Still, he said nothing while the Princess fumbled with the flowers and then gave up, and started to pick up a piece of cloud bread.
“Wait!” James held out a hand to stop her.
“What? What is it?” She looked up at him with wide, startled eyes that were somehow…guilty? Or was he imagining that? James didn’t know, he just felt instinctively that something was wrong.
“I just wanted to say you’d better wash your hands before you handle the food,” James told her. “Those honeybell vines smell like they might be poisonous and you were just holding them.”
He nodded at her fingers, which had light green stains on them from the sap. Normally she would have washed her hands herself, without him mentioning it. What had his curvy little Princess so preoccupied today?
“Oh…” She stared at her sap-stained fingers. “Of course you’re right. I’ll be right back.”
She went to wash her hands and came back quickly, immediately pouring herself a cup of steaming tea. James frowned as the steam tickled his nostrils. Was it his imagination, or did the tea smell bitter? Almost as bitter as the honeybell vines…
Ka’rissa picked up her teacup and frowned at it irresolutely. She nearly took a sip…then put it down again on the dainty china saucer.
“Something wrong with the tea?” James asked, raising his eyebrows.
“What? Oh, no—nothing. Nothing is wrong at all,” Ka’rissa said quickly. “It’s just…a bit too hot, that’s all. I think I shall let it cool a bit before I drink it.”
“But I thought you liked your tea scalding hot?” James asked, frowning.
“Oh, well…” She cleared her throat, looking nervously away. “Today I choose to let it cool.”
He frowned. What was going on with the tea? Whatever it was, Ka’rissa wasn’t telling. She kept her eyes down, staring at her breakfast plate though something told James she wasn’t seeing it at all.

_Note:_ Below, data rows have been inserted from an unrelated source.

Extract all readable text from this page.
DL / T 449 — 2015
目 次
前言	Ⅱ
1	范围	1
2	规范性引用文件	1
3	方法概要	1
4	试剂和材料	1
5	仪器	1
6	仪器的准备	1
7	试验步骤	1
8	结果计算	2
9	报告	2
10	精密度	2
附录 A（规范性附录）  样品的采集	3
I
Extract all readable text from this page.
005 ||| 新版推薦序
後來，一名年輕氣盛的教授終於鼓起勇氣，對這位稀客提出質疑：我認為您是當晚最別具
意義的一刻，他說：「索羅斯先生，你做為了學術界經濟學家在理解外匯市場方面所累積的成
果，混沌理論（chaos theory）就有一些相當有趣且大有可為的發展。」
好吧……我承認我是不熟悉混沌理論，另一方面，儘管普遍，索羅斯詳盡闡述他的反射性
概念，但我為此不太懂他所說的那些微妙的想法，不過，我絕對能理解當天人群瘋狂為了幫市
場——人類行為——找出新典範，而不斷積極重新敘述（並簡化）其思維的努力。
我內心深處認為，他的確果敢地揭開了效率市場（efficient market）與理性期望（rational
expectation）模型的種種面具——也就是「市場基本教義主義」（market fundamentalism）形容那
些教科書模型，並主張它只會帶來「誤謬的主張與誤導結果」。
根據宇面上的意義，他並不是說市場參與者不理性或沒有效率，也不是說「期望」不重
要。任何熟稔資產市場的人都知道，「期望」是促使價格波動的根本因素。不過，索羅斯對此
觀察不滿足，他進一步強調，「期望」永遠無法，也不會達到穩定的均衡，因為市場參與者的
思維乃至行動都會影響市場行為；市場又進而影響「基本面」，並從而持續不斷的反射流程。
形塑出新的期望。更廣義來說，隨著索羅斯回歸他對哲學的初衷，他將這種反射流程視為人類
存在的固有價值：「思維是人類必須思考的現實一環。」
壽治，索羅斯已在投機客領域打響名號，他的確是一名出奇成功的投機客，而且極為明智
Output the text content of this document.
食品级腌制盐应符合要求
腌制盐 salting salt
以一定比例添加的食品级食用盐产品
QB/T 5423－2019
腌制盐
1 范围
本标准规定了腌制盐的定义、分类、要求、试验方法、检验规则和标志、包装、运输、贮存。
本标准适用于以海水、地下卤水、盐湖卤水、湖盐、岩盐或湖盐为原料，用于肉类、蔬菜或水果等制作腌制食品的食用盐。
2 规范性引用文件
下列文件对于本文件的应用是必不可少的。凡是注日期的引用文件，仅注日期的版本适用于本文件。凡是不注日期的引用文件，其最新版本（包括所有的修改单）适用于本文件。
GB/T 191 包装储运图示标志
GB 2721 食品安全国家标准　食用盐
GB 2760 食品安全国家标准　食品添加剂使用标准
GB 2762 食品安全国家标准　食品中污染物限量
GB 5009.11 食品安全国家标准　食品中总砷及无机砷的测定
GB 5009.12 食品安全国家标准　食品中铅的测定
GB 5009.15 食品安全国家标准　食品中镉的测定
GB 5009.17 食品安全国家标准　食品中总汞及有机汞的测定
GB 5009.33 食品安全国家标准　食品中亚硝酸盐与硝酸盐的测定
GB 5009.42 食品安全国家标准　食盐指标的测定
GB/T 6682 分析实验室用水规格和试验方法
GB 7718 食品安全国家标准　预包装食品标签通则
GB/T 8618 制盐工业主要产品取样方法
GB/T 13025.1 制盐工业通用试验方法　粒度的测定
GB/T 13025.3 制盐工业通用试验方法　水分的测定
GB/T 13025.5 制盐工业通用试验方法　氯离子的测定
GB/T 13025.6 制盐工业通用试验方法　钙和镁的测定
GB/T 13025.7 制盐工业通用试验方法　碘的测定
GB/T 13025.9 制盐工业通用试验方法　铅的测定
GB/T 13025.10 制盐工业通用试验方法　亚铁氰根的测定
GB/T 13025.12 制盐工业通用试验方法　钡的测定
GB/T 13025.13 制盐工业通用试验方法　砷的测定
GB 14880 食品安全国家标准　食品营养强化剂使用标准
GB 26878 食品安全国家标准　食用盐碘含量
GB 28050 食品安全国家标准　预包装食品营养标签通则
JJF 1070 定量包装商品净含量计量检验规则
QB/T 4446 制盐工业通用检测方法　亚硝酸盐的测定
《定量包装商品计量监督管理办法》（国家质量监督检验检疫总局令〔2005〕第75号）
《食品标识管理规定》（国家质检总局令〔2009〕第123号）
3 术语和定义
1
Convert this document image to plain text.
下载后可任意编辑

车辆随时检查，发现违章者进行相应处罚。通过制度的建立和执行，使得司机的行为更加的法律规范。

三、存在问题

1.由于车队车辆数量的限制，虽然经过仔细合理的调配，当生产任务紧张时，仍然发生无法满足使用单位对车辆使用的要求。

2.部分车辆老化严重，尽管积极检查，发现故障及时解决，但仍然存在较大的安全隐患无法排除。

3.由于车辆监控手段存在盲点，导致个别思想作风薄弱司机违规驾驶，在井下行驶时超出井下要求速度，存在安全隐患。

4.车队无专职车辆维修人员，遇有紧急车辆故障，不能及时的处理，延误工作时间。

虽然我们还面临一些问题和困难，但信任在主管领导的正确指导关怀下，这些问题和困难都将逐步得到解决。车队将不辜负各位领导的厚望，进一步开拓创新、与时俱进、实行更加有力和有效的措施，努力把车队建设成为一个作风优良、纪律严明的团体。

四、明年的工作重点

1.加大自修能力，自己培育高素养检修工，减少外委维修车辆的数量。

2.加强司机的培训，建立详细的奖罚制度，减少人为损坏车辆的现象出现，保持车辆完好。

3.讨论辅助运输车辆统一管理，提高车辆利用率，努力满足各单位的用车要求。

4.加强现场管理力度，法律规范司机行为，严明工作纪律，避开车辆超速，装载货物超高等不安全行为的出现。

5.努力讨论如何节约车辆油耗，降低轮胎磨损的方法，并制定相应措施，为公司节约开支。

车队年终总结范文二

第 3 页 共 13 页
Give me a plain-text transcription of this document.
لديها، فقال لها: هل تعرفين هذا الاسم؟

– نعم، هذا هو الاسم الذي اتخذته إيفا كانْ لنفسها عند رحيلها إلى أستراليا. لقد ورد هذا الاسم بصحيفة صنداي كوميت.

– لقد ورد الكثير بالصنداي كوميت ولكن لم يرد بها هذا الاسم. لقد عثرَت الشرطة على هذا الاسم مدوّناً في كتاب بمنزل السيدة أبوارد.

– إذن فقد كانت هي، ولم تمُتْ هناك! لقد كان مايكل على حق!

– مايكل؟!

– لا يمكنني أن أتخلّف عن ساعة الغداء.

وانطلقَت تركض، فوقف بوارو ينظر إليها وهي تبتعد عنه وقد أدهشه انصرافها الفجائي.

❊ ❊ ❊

“I think I’ll have a cup of it myself,” he said, moving as though to lift the teapot.
“No!” Ka’rissa gasped, putting out a hand to stop him. “That is, they only sent enough for one today,” she added weakly, when James raised his eyebrows in surprise at her reaction. “I am sorry. Would you like me to ring for another pot, just for you?” she added.
He shook his head, still watching her carefully.
“No, that’s all right.”
“Very well.”
Ka’rissa lifted her teacup again and looked at it intently. She took a deep breath, as though nerving herself to do something either dangerous or distasteful or both. A calmness seemed to settle over her, James thought. No, not quite calmness—more of a calm despair. As though she had been nerving herself up to do something desperate and she had finally gotten her courage to the sticking point.
She lifted the cup to her lips and suddenly James heard a voice in his head—a warm, strong, feminine voice which spoke only to him.
“Do not let her drink it, warrior. It is poison.”
This was a startling occurrence that had never happened to him before. He had no idea who was speaking to him but the feeling of foreboding that filled him along with the words was so strong that he acted without thinking.
Before Ka’rissa could take a sip of the steaming tea, he knocked the china cup from her hand. It shattered into pieces on the floor, splattering the poisoned liquid at their feet.